Purpose of the forecast
The Current Market Outlook is our long-term forecast of air traffic volumes and airplane demand. The forecast has several important practical applications. It helps shape our product strategy and provides guidance for our long-term business planning. We have shared the forecast with the public since 1964 to help airlines, suppliers, and the financial community make informed decisions.
Each year we start new, so we can factor the effects of current business conditions and developments into our analysis of the long-term drivers of air travel. The forecast details demand for passenger and freighter airplanes, both for fleet growth and for replacement of airplanes that retire during the forecast period. We also project the demand for conversion of passenger airplanes to freighters.
Air travel continues to be resilient
The remarkable resilience of air travel is amply documented in nearly 50 years of published editions of the Boeing Current Market Outlook.

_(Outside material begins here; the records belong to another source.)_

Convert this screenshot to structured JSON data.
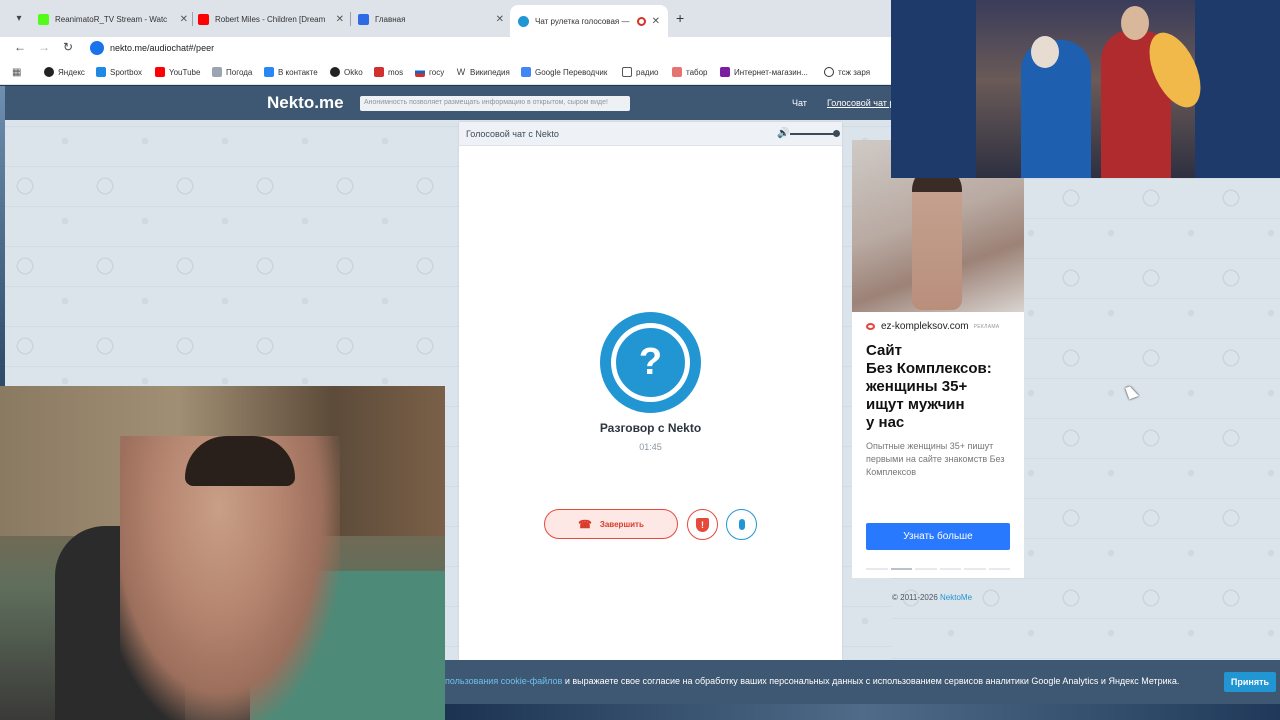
{
  "browser": {
    "tabs": [
      {
        "title": "ReanimatoR_TV Stream - Watc",
        "favicon_color": "#53fc18",
        "active": false
      },
      {
        "title": "Robert Miles - Children [Dream",
        "favicon_color": "#ff0000",
        "active": false
      },
      {
        "title": "Главная",
        "favicon_color": "#2f6ae6",
        "active": false
      },
      {
        "title": "Чат рулетка голосовая —",
        "favicon_color": "#2196d3",
        "active": true
      }
    ],
    "new_tab_label": "+",
    "url": "nekto.me/audiochat#/peer",
    "bookmarks": [
      {
        "label": "Яндекс",
        "icon_color": "#222222"
      },
      {
        "label": "Sportbox",
        "icon_color": "#1e88e5"
      },
      {
        "label": "YouTube",
        "icon_color": "#ff0000"
      },
      {
        "label": "Погода",
        "icon_color": "#9aa5b1"
      },
      {
        "label": "В контакте",
        "icon_color": "#2787f5"
      },
      {
        "label": "Okko",
        "icon_color": "#222222"
      },
      {
        "label": "mos",
        "icon_color": "#d32f2f"
      },
      {
        "label": "госу",
        "icon_color": "#1565c0"
      },
      {
        "label": "Википедия",
        "icon_color": "#444444"
      },
      {
        "label": "Google Переводчик",
        "icon_color": "#4285f4"
      },
      {
        "label": "радио",
        "icon_color": "#555555"
      },
      {
        "label": "табор",
        "icon_color": "#e57373"
      },
      {
        "label": "Интернет-магазин...",
        "icon_color": "#7b1fa2"
      },
      {
        "label": "тсж заря",
        "icon_color": "#333333"
      }
    ]
  },
  "site": {
    "logo": "Nekto.me",
    "notice": "Анонимность позволяет размещать информацию в открытом, сыром виде!",
    "nav": {
      "chat": "Чат",
      "voice": "Голосовой чат р"
    },
    "accent_color": "#2196d3",
    "header_color": "#3e5772"
  },
  "chat": {
    "title": "Голосовой чат с Nekto",
    "volume": 1.0,
    "peer_avatar": "?",
    "peer_name": "Разговор с Nekto",
    "timer": "01:45",
    "end_button": "Завершить",
    "report_icon": "!"
  },
  "ad": {
    "domain": "ez-kompleksov.com",
    "tag": "РЕКЛАМА",
    "headline": [
      "Сайт",
      "Без Комплексов:",
      "женщины 35+",
      "ищут мужчин",
      "у нас"
    ],
    "body": "Опытные женщины 35+ пишут первыми на сайте знакомств Без Комплексов",
    "cta": "Узнать больше",
    "carousel_slides": 6,
    "carousel_active": 2
  },
  "copyright": {
    "text": "© 2011-2026 ",
    "link": "NektoMe"
  },
  "cookie": {
    "link_text": "пользования cookie-файлов",
    "text": " и выражаете свое согласие на обработку ваших персональных данных с использованием сервисов аналитики Google Analytics и Яндекс Метрика.",
    "accept": "Принять"
  }
}
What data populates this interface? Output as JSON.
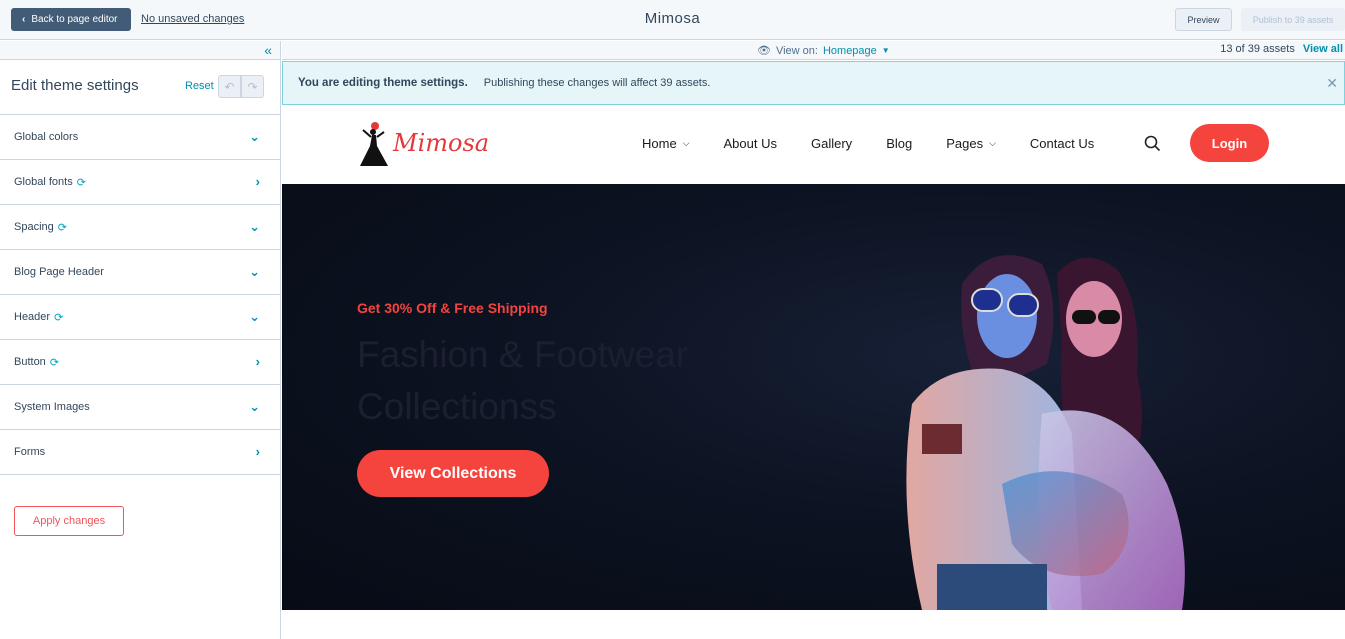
{
  "topbar": {
    "back_label": "Back to page editor",
    "unsaved_label": "No unsaved changes",
    "site_title": "Mimosa",
    "preview_label": "Preview",
    "publish_label": "Publish to 39 assets"
  },
  "sidebar": {
    "title": "Edit theme settings",
    "reset_label": "Reset",
    "items": [
      {
        "label": "Global colors",
        "sync": false,
        "arrow": "⌄"
      },
      {
        "label": "Global fonts",
        "sync": true,
        "arrow": "›"
      },
      {
        "label": "Spacing",
        "sync": true,
        "arrow": "⌄"
      },
      {
        "label": "Blog Page Header",
        "sync": false,
        "arrow": "⌄"
      },
      {
        "label": "Header",
        "sync": true,
        "arrow": "⌄"
      },
      {
        "label": "Button",
        "sync": true,
        "arrow": "›"
      },
      {
        "label": "System Images",
        "sync": false,
        "arrow": "⌄"
      },
      {
        "label": "Forms",
        "sync": false,
        "arrow": "›"
      }
    ],
    "apply_label": "Apply changes"
  },
  "viewbar": {
    "view_on_label": "View on:",
    "page": "Homepage",
    "asset_count": "13 of 39 assets",
    "view_all": "View all"
  },
  "banner": {
    "bold": "You are editing theme settings.",
    "text": "Publishing these changes will affect 39 assets."
  },
  "site": {
    "logo_text": "Mimosa",
    "nav": [
      "Home",
      "About Us",
      "Gallery",
      "Blog",
      "Pages",
      "Contact Us"
    ],
    "login_label": "Login",
    "promo": "Get 30% Off & Free Shipping",
    "headline_1": "Fashion & Footwear",
    "headline_2": "Collectionss",
    "cta_label": "View Collections"
  },
  "colors": {
    "accent": "#f4443d",
    "link": "#0091ae",
    "back_button": "#425b76"
  }
}
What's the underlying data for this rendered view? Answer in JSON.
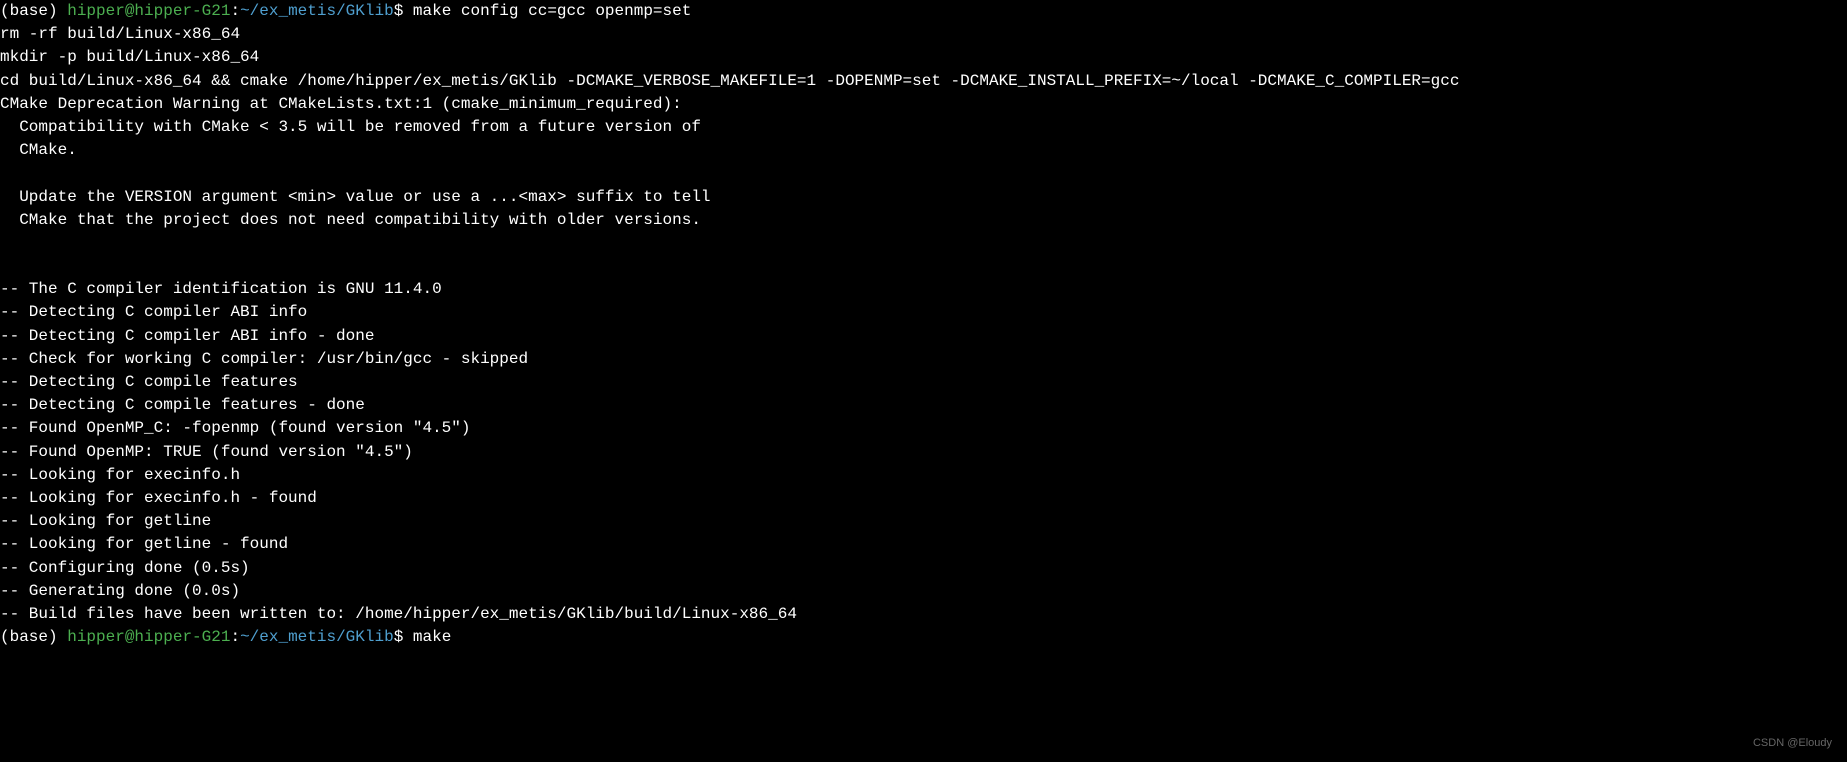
{
  "prompt1": {
    "env": "(base) ",
    "user": "hipper@hipper-G21",
    "sep": ":",
    "path": "~/ex_metis/GKlib",
    "dollar": "$ ",
    "command": "make config cc=gcc openmp=set"
  },
  "output_lines": [
    "rm -rf build/Linux-x86_64",
    "mkdir -p build/Linux-x86_64",
    "cd build/Linux-x86_64 && cmake /home/hipper/ex_metis/GKlib -DCMAKE_VERBOSE_MAKEFILE=1 -DOPENMP=set -DCMAKE_INSTALL_PREFIX=~/local -DCMAKE_C_COMPILER=gcc",
    "CMake Deprecation Warning at CMakeLists.txt:1 (cmake_minimum_required):",
    "  Compatibility with CMake < 3.5 will be removed from a future version of",
    "  CMake.",
    "",
    "  Update the VERSION argument <min> value or use a ...<max> suffix to tell",
    "  CMake that the project does not need compatibility with older versions.",
    "",
    "",
    "-- The C compiler identification is GNU 11.4.0",
    "-- Detecting C compiler ABI info",
    "-- Detecting C compiler ABI info - done",
    "-- Check for working C compiler: /usr/bin/gcc - skipped",
    "-- Detecting C compile features",
    "-- Detecting C compile features - done",
    "-- Found OpenMP_C: -fopenmp (found version \"4.5\")",
    "-- Found OpenMP: TRUE (found version \"4.5\")",
    "-- Looking for execinfo.h",
    "-- Looking for execinfo.h - found",
    "-- Looking for getline",
    "-- Looking for getline - found",
    "-- Configuring done (0.5s)",
    "-- Generating done (0.0s)",
    "-- Build files have been written to: /home/hipper/ex_metis/GKlib/build/Linux-x86_64"
  ],
  "prompt2": {
    "env": "(base) ",
    "user": "hipper@hipper-G21",
    "sep": ":",
    "path": "~/ex_metis/GKlib",
    "dollar": "$ ",
    "command": "make"
  },
  "watermark": "CSDN @Eloudy"
}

Commercial aviation has weathered many downturns in the past. Yet recovery has followed quickly as the industry reliably returned to its long-term growth rate of approximately 5 percent per year. Despite uncertainties, 2011 passenger traffic rose 6 percent above 2010 levels. We expect this trend to continue over the next 20 years, with world passenger traffic growing 5 percent annually. Air cargo traffic has been moderating after a high period in 2010. Air cargo contracted by 2.4 percent in 2011. Expansion of emerging-market economies will, however, foster a growing need for fast, efficient transport of goods. We estimate that air cargo will grow 5.2 percent annually through 2031.
The shape of the market
We forecast a long-term demand for 34,000 new airplanes, valued at $4.5 trillion. These new airplanes will replace older, less efficient airplanes, benefiting airlines and passengers and stimulating growth in emerging markets and innovation in airline business models. Approximately 23,240 airplanes (68 percent of new deliveries) will be single-aisle airplanes, reflecting growth in emerging markets, such as China, and the continued expansion of low-cost carriers throughout the world. The twin-aisle segment will also increase, from a 19 percent share of today's fleet to a 23 percent share in 2031. The 7,950 new twin-aisle airplanes will allow airlines to continue expansion into more international markets.